- Born: Mary Garnet February 11, 1845 Troy, New York
- Died: 1890 (aged 44–45)
- Occupation: educator
- Known for: Founded school for girls in Liberia
- Parents: Henry Highland Garnet (father); Julia Williams (mother);

= Mary Garnet Barboza =

Campaigner for women's education in Liberia (1845 – 1890)

Mary Garnet Barboza (1845 – 1890) was an African-American school founder and campaigner for women's education in Liberia.

She was born Mary Garnet on February 11, 1845, in Troy, New York, the only surviving child of abolitionist Henry Highland Garnet and his wife, abolitionist Julia Williams. In 1866 she married Antero Barboza, a black Brazilian civil rights campaigner. They had four children.

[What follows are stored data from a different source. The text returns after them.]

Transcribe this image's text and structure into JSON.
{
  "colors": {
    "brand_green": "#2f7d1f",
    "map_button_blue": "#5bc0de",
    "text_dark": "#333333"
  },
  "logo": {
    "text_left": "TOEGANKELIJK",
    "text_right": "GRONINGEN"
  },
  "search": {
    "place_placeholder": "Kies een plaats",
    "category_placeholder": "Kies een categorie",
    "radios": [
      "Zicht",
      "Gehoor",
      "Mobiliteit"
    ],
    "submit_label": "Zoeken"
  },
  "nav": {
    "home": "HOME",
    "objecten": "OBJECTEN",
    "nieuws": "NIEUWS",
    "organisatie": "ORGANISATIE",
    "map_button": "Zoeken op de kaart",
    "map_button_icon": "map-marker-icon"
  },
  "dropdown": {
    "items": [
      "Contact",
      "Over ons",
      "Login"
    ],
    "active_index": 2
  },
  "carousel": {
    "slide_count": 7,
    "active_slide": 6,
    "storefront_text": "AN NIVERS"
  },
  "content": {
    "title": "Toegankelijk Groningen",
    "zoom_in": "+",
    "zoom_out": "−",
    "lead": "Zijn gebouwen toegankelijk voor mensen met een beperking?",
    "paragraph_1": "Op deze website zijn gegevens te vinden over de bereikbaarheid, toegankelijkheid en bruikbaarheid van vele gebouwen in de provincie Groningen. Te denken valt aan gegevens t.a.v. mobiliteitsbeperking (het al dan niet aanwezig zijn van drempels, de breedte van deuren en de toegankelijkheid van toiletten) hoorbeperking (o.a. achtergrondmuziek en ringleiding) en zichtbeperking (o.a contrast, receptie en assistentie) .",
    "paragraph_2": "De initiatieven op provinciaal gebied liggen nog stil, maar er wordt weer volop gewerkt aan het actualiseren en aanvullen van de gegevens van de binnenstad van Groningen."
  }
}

From November 1880, she and her family emigrated to Brewerville, Liberia. Her father joined them the next year and died there in 1882. She founded the Garnet Memorial School in his memory with the support of American and British anti-slavery societies and the Presbyterian church. The school gave industrial training to 125 girls.

In 1885, having lost funding from the New York State Colonization Society, the Barbozas traveled to America to raise support from individual philanthropists. In 1888, Mary was in England speaking at Manchester and Birmingham to raise money for her school, to the interest of the British press.